Fall – This course is focused on particular topics of great biologic complexity in critical illness, where modeling has the potential to translate in improved patient care. Lectures are provided by basic (biological and mathematical sciences) and clinical faculty, in conjunction with members of industry and speakers from outside institutions. This information will be communicated within the framework of defined themes that describe the complexity of inflammation in acute and chronic illnesses.
Spring. This is an introductory probability and statistics course intended primarily for biomedical informatics students. The first part of the course covers probability, including basic probability, random variables, univariate and multivariate distributions, transformations, expectation, numerical integration, and approximations. The second part of the course covers statistics, including study design, classical parametric inference, hypothesis testing, Bayesian inference, non-parametric methods, classification, ANNOVA, and regression. We will use r for statistical computing and applications. Examples and applications will focus on biomedical informatics and related discipline.
Summer – Science is increasingly inter-disciplinary, and programming has become a valuable skill in many investigations. This course is designed to empower you with the ability to solve scientific problems through writing computer programs. Emphasis is placed on using the R language to solve biology problems.
Fall – This survey course covers the principles of population genetics as applicable to human populations, including (1) the laws of inheritance that govern the organization of the genomes in populations, (2) the evolutionary forces and phenomena that impact genetic diversity in human populations, and (3) the foundational concepts of genetic epidemiology and gene discovery.

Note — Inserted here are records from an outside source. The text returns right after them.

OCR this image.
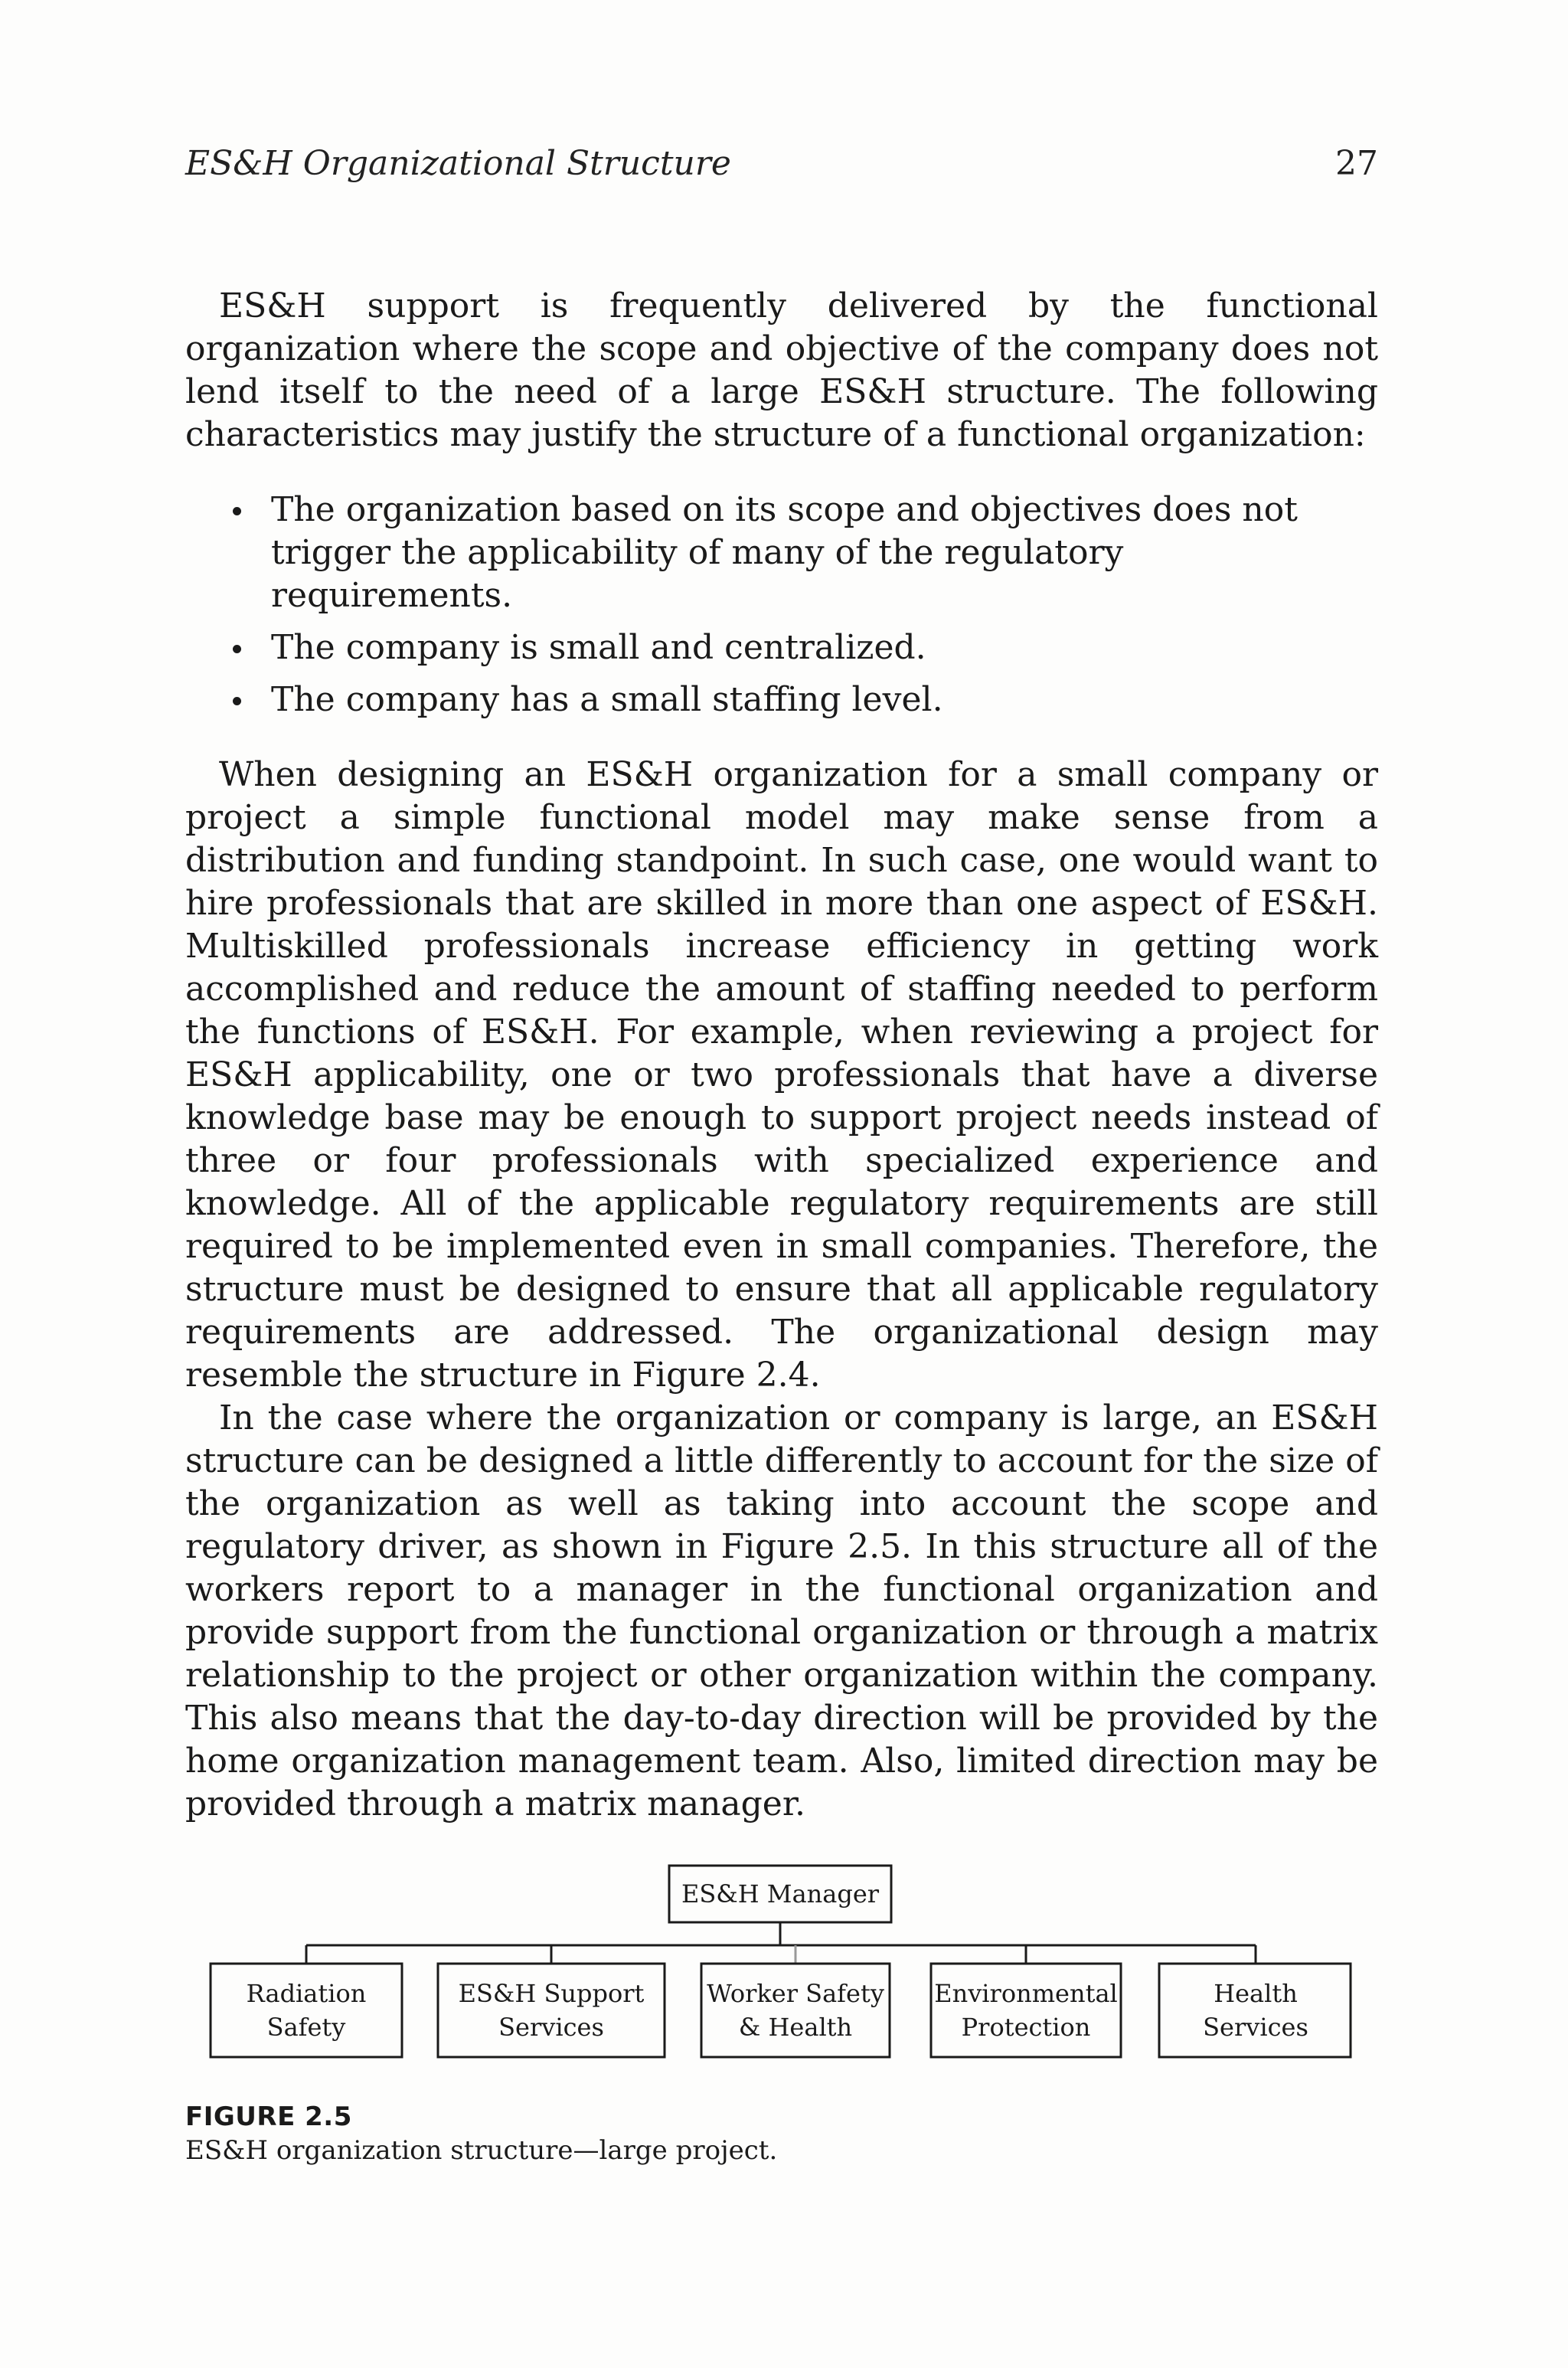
ES&H Organizational Structure	27

ES&H support is frequently delivered by the functional organization where the scope and objective of the company does not lend itself to the need of a large ES&H structure. The following characteristics may justify the structure of a functional organization:

The organization based on its scope and objectives does not trigger the applicability of many of the regulatory requirements.
The company is small and centralized.
The company has a small staffing level.

When designing an ES&H organization for a small company or project a simple functional model may make sense from a distribution and funding standpoint. In such case, one would want to hire professionals that are skilled in more than one aspect of ES&H. Multiskilled professionals increase efficiency in getting work accomplished and reduce the amount of staffing needed to perform the functions of ES&H. For example, when reviewing a project for ES&H applicability, one or two professionals that have a diverse knowledge base may be enough to support project needs instead of three or four professionals with specialized experience and knowledge. All of the applicable regulatory requirements are still required to be implemented even in small companies. Therefore, the structure must be designed to ensure that all applicable regulatory requirements are addressed. The organizational design may resemble the structure in Figure 2.4.

In the case where the organization or company is large, an ES&H structure can be designed a little differently to account for the size of the organization as well as taking into account the scope and regulatory driver, as shown in Figure 2.5. In this structure all of the workers report to a manager in the functional organization and provide support from the functional organization or through a matrix relationship to the project or other organization within the company. This also means that the day-to-day direction will be provided by the home organization management team. Also, limited direction may be provided through a matrix manager.

ES&H Manager
Radiation
Safety
ES&H Support
Services
Worker Safety
& Health
Environmental
Protection
Health
Services
FIGURE 2.5
ES&H organization structure—large project.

This course uses examples from across biology to illustrate how simple mathematical models can increase our understanding of biological systems. We will focus on several foundational modeling approaches, including systems of difference equations, matrix models, probability, and statistical data analysis. Students will discover how these approaches are used, their strengths and limitations, and how they could be extended to more complex problems. Students should be prepared to use both spreadsheet programs and scripts, written in a language such as Python or R, to explore thesemodels.
This course examines the electrical properties of nerve cells and the mechanisms by which nerve cells communicate. The following topics will be covered: electrical principles used by nerve cells, the basis of the resting potential, the function of voltage-dependent ionic channels, the mechanisms by which action potentials are generated, neurotransmitter receptor function, and the physiology of fast synaptic communication.
Fall – Course is concerned primarily with the structure and functions of proteins and nucleic acids. These are large polymers where structure and function are determined by the sequence of monomeric units. Topics will include the physical and chemical properties of the monomer units (amino acids/nucleotides); the determination of the linear sequence of these units; the size, shape and general properties of the biopolymers in aqueous systems; and the relation between structure and function, particularly in transport (hemoglobin) and in catalysis (enzymes).
Spring – Evolution is a fundamental unifying principle of biology. This class takes a broad approach to illustrate how an evolutionary perspective augments medical research and practice. Topics covered range from the evolution of human populations, to antibiotic resistance, and include medical conditions as diverse as diabetes, cardiovascular disease, cancer or aging.